2. Raising AI Literacy Across the Organization

Atallah emphasizes that AI literacy is not about knowing a single tool, but about cultivating habits of experimentation and learning. Teams with higher AI literacy experiment rapidly, test multiple tools, and revisit assumptions as capabilities change. Curiosity, risk-taking, and fast iteration—core innovation behaviors—are now essential to building real AI fluency. In 2026, he says, the best individuals and organizations are “finding opportunities to increase your AI literacy, wherever your baseline is.”

3. Moving From AI Experiments to Measurable Results

Parker frames 2026 as the year when boards begin asking, “Where are the results?” rather than regarding AI pilots and proofs-of-concept as worthwhile experiments. Many organizations are still seeing hype without sufficient impact, particularly when it comes to hitting big cost reduction targets, and growth. Leaders will increasingly be judged on tangible outcomes.

4. More Bespoke, AI-Enabled Software Development

AI coding assistants and “vibe coding” platforms are enabling more custom software development inside large organizations. Atallah agrees this trend is accelerating among AI-literate teams, but cautions that software reliability, security, and standardization still matter at scale. Prototype-level tools may unlock value quickly, but enterprise-grade solutions require deeper engineering discipline.

5. Rethinking Engagement With Startups

Parker argues that companies need more sophisticated ways of working with startups, especially as traditional venture capital dynamics are under strain. Rather than focusing solely on supplying capital to startups, enterprises should assess what strategic advantages — customers, data, distribution, or expertise — they can offer. In a slower M&A and IPO environment, these partnerships can unlock mutual value beyond financial returns.

6. Actively Disproving Preconceived Notions About AI

Atallah urges teams to identify one “preconceived notion” they hold about AI and actively try to disprove it. Capabilities that were impossible months ago may now be routine, and unchallenged assumptions create widening gaps within teams. This discipline accelerates AI literacy and reduces fear-based resistance to adoption.

7. Using Metrics That Matter to Allocate Resources

Several speakers stressed that innovation metrics must translate into financial language leadership understands. Parker notes that CFOs focus on EBIT (earnings before interest and taxes), and the multiple applied to it, and innovation leaders should link their work directly to both. Clear, outcome-based metrics enable smarter budget allocation and reduce reliance on activity-based reporting. “There has to be one crux metric that we are ultimately looking at, that we know undoubtedly is what we’re trying to achieve as a team,” Atallah says.

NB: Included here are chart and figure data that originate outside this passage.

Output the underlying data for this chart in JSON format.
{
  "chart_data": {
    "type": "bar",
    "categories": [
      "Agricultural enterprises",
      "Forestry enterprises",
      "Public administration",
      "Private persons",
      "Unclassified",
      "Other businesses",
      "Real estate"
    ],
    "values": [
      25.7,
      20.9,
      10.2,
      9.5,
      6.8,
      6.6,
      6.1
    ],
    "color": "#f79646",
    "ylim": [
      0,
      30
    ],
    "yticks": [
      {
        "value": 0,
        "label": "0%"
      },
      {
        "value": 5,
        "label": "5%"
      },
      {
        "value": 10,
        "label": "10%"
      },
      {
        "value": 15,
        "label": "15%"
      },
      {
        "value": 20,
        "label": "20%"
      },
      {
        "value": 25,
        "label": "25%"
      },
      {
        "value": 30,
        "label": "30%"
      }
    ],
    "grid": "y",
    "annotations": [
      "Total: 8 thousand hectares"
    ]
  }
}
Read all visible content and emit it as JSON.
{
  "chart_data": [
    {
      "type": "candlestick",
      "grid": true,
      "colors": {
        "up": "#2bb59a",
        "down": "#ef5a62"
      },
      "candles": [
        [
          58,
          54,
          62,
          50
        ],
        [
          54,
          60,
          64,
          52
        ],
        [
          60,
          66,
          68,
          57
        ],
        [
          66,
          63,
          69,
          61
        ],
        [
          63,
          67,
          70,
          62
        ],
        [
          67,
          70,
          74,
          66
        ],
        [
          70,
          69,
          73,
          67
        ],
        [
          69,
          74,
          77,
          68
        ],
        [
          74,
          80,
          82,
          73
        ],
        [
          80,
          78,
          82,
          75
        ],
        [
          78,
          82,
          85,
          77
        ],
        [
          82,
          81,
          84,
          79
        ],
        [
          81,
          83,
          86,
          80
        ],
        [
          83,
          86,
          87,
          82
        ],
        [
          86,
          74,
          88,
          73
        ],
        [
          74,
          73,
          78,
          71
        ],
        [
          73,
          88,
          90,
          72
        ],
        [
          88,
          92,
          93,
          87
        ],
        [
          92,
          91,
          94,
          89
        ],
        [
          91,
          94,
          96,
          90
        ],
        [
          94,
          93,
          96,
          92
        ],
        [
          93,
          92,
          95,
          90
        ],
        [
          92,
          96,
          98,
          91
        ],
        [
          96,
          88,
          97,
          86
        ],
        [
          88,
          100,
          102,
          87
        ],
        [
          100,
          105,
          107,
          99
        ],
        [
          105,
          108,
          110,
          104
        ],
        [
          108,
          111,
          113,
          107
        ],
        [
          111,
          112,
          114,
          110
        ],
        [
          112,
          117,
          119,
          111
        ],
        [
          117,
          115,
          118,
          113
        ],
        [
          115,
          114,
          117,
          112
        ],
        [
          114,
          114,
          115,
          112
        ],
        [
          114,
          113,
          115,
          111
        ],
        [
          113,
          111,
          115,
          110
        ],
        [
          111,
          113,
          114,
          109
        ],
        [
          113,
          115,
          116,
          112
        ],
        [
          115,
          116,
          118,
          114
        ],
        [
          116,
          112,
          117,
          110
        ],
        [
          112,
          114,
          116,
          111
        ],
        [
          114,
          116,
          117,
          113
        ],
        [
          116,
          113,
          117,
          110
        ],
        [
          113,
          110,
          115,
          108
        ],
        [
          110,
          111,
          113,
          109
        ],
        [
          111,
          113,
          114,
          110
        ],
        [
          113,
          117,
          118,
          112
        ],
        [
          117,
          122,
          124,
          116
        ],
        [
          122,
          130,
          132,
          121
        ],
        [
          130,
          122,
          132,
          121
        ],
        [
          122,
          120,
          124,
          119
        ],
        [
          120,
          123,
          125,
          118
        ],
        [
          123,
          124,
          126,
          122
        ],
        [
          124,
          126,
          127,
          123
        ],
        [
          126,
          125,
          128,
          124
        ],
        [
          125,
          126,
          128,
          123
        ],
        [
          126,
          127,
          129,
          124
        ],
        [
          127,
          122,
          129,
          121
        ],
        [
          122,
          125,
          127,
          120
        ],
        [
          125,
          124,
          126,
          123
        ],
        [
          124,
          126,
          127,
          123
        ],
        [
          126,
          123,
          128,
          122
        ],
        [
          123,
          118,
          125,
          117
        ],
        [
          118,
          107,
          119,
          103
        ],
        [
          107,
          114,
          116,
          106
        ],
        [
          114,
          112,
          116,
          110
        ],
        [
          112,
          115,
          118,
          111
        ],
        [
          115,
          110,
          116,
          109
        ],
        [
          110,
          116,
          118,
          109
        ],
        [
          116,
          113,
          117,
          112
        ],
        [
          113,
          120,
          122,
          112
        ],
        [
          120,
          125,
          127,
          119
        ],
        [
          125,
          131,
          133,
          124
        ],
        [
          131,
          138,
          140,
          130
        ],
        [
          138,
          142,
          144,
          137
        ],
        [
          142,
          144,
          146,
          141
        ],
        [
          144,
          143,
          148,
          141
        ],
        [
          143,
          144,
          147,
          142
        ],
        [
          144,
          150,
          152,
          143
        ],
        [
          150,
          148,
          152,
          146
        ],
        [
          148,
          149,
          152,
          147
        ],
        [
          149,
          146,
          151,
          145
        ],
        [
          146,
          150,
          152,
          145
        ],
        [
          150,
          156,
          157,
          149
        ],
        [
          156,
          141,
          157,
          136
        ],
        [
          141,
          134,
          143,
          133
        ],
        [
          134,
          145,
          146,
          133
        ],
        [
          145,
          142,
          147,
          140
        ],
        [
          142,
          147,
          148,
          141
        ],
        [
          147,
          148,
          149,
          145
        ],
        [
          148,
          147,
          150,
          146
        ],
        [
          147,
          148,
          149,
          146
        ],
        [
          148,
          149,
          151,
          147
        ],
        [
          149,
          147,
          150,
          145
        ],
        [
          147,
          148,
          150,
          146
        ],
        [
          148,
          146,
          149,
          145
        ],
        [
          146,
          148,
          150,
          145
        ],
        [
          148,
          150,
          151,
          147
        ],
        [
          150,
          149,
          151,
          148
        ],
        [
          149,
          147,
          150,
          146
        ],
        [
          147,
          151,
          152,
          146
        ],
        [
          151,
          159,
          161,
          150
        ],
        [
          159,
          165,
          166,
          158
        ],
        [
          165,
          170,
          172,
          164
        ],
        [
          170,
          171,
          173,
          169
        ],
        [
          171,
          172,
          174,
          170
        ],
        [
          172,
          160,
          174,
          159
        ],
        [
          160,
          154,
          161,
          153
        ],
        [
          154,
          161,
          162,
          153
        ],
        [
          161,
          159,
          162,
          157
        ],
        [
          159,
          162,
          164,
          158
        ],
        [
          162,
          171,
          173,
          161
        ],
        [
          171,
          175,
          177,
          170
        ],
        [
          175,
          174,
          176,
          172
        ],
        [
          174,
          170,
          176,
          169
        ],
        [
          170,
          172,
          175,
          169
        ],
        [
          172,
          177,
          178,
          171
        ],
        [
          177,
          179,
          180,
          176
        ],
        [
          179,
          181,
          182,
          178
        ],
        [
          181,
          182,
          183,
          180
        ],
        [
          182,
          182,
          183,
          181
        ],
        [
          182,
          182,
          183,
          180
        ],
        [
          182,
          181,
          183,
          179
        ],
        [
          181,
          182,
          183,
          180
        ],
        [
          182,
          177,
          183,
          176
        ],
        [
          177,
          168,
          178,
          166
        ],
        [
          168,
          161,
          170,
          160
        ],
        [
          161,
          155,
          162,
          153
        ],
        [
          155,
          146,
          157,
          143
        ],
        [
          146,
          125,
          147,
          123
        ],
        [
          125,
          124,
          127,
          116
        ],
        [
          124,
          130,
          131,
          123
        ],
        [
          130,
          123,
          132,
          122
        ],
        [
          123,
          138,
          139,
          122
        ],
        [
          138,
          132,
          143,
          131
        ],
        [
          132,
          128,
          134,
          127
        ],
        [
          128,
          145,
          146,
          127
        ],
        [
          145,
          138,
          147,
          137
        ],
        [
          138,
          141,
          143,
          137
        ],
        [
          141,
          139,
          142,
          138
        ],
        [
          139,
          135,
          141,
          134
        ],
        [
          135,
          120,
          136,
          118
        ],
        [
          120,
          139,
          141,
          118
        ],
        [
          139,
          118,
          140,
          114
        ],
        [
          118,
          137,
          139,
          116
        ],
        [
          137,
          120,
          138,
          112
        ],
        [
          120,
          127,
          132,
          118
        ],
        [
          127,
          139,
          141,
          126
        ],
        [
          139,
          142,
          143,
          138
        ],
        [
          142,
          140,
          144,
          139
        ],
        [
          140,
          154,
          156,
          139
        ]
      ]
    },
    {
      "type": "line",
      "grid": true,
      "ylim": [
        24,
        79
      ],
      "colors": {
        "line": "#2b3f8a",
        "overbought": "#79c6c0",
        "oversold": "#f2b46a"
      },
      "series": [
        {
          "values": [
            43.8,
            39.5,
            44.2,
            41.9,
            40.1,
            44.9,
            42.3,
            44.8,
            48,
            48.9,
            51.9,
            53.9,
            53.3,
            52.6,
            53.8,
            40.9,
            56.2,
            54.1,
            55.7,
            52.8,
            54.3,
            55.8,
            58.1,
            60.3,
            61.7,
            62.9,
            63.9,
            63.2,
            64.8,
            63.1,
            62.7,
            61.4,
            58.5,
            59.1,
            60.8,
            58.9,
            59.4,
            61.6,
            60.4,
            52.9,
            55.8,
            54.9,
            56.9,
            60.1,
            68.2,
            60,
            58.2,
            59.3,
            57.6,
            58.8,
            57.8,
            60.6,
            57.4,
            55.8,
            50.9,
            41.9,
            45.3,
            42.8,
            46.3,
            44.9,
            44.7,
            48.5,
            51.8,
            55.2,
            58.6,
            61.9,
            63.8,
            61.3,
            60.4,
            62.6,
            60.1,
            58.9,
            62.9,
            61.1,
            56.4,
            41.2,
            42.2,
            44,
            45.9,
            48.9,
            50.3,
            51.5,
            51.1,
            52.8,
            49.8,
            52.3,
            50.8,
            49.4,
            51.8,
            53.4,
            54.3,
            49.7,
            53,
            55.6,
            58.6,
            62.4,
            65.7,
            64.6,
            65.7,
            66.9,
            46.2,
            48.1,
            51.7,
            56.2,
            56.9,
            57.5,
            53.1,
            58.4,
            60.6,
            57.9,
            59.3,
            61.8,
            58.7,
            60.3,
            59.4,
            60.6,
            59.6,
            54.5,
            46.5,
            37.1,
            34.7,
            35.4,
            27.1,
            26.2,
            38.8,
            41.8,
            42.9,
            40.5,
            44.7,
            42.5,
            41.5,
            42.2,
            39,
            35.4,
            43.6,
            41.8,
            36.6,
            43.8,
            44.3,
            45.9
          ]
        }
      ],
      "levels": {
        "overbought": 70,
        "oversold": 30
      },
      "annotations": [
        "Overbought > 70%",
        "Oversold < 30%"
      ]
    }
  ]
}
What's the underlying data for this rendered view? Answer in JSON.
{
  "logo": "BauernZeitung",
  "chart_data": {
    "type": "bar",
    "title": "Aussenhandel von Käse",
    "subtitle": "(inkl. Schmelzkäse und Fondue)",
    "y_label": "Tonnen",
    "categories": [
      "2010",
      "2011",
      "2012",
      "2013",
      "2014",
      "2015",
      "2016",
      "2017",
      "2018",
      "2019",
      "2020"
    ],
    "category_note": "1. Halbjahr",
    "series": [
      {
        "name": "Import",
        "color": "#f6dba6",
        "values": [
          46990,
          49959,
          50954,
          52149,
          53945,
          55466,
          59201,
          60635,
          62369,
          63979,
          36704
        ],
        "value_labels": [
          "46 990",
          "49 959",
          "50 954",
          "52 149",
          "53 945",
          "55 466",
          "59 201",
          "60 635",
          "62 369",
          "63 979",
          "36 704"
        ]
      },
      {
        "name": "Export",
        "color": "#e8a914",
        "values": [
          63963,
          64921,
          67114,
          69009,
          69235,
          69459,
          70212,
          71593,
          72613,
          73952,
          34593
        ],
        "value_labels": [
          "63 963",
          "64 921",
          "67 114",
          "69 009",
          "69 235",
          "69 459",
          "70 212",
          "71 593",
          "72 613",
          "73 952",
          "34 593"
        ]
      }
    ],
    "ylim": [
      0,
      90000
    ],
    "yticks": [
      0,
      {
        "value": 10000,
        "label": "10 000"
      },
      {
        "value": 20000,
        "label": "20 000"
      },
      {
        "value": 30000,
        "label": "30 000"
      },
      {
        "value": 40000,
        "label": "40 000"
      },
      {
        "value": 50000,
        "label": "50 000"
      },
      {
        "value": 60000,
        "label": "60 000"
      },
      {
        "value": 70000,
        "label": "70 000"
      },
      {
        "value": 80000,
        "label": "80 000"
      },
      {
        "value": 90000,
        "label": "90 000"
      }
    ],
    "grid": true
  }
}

8. Preparing for the Declining Cost of Digital Labor

Mühlroth highlights that the cost of digital labor is falling rapidly as AI agents take on repeatable tasks. As execution of “standard operating processes” becomes cheaper, the primary constraint shifts from headcount to decision speed and organizational coordination. In this environment, removing bottlenecks and enabling parallel work becomes a major source of competitive advantage.

9. Leading Through Change With Optimism

Parker emphasizes the importance of leading with optimism amid rapid technological and workforce change. Optimism does not mean denying that disruption is happening, but it reflects confidence that organizations can solve increasingly complex problems. This mindset helps leaders maintain trust while navigating uncertainty and transformation.

10. Organizing Data and Context So AI Can Deliver Value

Mühlroth stresses that AI systems are limited in their impact without access to meaningful organizational context, noting that most models are trained on public web data. Without internal data and domain-specific context, organizations risk receiving generic outputs that fail to inform decisions. Rather than building massive data warehouses, companies should focus on making the right data accessible for specific AI use cases through APIs or retrieval-based approaches.